Why not OpenGL 5.0?

GL 5.0:

GLuint dev = glGetDevice(...);
GLuint surface = glCreateSurface(...);
GLuint pipeline = glCreatePipeline(dev, ...);
GLuint program = glCreateProgram(.....);
glSetProgram(pipeline, program);
glSetViewport(pipeline, viewport);
glSetBuffer(pipeline, bindingID, bufID);
glSetVertexAttribute(pipeline, ...);
glDraw...
glPersisent(surface, pipeline);

Vulkan is structurally too inflexible. Program, vertex attributes, rendering state and so on are all in one bucket, so it’s inconvenient to change them. So how do the APIs after Vulkan 2.0, Vulkan 3.0… Develop?
C style object-based graphics API, clear structure and easy to use.

texture:

GLuint id = glCreateTexture(...);
glSetTextureParam(id, GL_TEXTURE_XXX_FILTER, ...);
glSetTexture(pipeline, slot, id);

framebuffer:
GLuint framebuffer = glCreateFrameBuffer(...);
glSetFrameBuffer(pipeline, framebuffer);//0 is default back buffer
...
GLuint cmdbuf = glCreateCommandBuffer(...);
glCmdClear(cmdbuf, r, g, b, a, boolDepthBuf, bool stencil);
glCmdBindTexture(cmdbuf, slot, textureID);
glCmdDraw...(cmdbuf, ...);

//render to framebuffer
glSetFrameBuffer(pipeline, framebuffer);
glPersisentCommand(pipeline, cmdbuf);
glBlitBuffer(GL_BACK, framebuffer, rect);

// copy buffer
glCopyBuffer(GL_BACK, framebuffer, start, size);

Certainly not like that.

It’s not like the Vulkan developers were unaware of the “inflexible” aspects of the API. These elements exist for a reason, and they’re not about to undo them. Nor are they about to not have command buffers, explicit synchronization, and the like.

If you want an API of the form you’re describing, then you’re going to have to write it yourself, likely on top of Vulkan or something similar.

There almost certainly won’t be an “OpenGL 5”. There hasn’t been a new version of GL 4 in years, and newer features of GPUs like ray tracing basically require a command-buffer-style API. Which OpenGL isn’t.
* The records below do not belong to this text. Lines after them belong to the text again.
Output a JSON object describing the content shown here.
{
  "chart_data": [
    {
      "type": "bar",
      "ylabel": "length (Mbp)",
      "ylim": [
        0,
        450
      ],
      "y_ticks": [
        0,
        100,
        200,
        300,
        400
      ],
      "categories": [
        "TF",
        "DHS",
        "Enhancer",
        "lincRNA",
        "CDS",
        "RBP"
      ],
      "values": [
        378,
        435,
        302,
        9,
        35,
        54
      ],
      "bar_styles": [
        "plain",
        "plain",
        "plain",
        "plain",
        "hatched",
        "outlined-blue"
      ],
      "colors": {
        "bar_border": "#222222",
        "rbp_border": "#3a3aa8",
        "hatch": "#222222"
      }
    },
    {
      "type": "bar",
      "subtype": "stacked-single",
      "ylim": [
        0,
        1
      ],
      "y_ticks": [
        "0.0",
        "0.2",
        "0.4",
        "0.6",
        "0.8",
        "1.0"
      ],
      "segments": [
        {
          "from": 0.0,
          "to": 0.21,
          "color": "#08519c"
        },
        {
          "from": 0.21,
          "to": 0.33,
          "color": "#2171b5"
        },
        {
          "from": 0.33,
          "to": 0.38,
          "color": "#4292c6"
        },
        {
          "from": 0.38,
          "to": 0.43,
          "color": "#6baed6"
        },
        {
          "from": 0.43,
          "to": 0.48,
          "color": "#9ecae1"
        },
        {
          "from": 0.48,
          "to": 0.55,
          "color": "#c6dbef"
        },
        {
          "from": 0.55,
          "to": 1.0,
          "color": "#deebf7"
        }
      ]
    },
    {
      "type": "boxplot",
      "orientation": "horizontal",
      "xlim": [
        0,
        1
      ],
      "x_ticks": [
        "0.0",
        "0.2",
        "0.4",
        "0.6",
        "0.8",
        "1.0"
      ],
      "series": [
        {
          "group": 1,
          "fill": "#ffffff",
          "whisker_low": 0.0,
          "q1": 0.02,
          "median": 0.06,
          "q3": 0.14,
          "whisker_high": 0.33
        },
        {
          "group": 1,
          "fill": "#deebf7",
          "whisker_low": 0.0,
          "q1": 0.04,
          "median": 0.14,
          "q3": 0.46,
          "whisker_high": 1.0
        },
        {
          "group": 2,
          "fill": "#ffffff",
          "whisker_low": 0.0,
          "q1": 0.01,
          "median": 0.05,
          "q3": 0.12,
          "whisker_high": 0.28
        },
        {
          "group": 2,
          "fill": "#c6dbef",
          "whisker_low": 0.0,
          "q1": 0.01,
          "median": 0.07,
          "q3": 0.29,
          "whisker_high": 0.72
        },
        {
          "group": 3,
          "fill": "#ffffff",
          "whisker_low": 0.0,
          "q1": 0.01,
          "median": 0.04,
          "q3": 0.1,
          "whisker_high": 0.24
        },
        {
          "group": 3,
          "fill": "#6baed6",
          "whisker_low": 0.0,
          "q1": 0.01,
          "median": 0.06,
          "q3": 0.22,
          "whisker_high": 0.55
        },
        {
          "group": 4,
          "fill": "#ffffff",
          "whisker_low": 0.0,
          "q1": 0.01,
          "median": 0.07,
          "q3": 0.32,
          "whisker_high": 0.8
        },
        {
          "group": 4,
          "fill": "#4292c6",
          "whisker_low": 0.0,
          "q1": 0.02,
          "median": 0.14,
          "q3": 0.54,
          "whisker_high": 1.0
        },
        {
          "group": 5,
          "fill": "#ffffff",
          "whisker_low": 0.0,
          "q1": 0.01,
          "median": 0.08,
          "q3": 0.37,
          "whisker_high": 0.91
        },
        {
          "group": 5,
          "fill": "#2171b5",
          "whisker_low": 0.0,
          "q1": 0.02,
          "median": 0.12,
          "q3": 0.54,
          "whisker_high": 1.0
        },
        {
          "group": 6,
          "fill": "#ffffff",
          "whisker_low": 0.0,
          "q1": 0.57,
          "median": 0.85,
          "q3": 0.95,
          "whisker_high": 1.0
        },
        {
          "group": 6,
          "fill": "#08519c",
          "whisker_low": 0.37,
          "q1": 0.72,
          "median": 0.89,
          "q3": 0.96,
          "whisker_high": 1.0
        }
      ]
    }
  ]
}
Vulkan encapsulated the whole pipeline into one object at the beginning, and did not provide flexible state switching and modification methods, which has great limitations. I want to encapsulate a set of APIs with Vulkan, and find it very difficult to implement. One of the questions is, how many pipelines do I want to create?
What will the next Vulkan version look like? Will an extension of “vk_dynamic_pipeline” be provided?

Flexible state switching can be a performance trap. Even so, 1.3 provides a lot of dynamic state at this point. Indeed, I’m unsure as to which parts of the pipeline aren’t able to be dynamic state.

The only thing that isn’t dynamic state in 1.3 that you might want to be is the vertex format. And that’s because in many implementations, the vertex format is part of the vertex shader. Making them dynamic would mean rewriting vertex shader code on every bind. Which would be difficult.

program is part of pipeline…

vk(Cmd)SetImageView(pipeline, slot, imageview);
vk(Cmd)SetBuffer(pipeline, slot, buffer);

more struct, more desc…

Yeah, I don’t know what that’s supposed to mean. Are you talking about descriptor sets now? Is descriptor indexing not good enough for you for some reason?

Overall, I get the impression that your position is that Vulkan should just be OpenGL but with command buffers. Which… no, it won’t.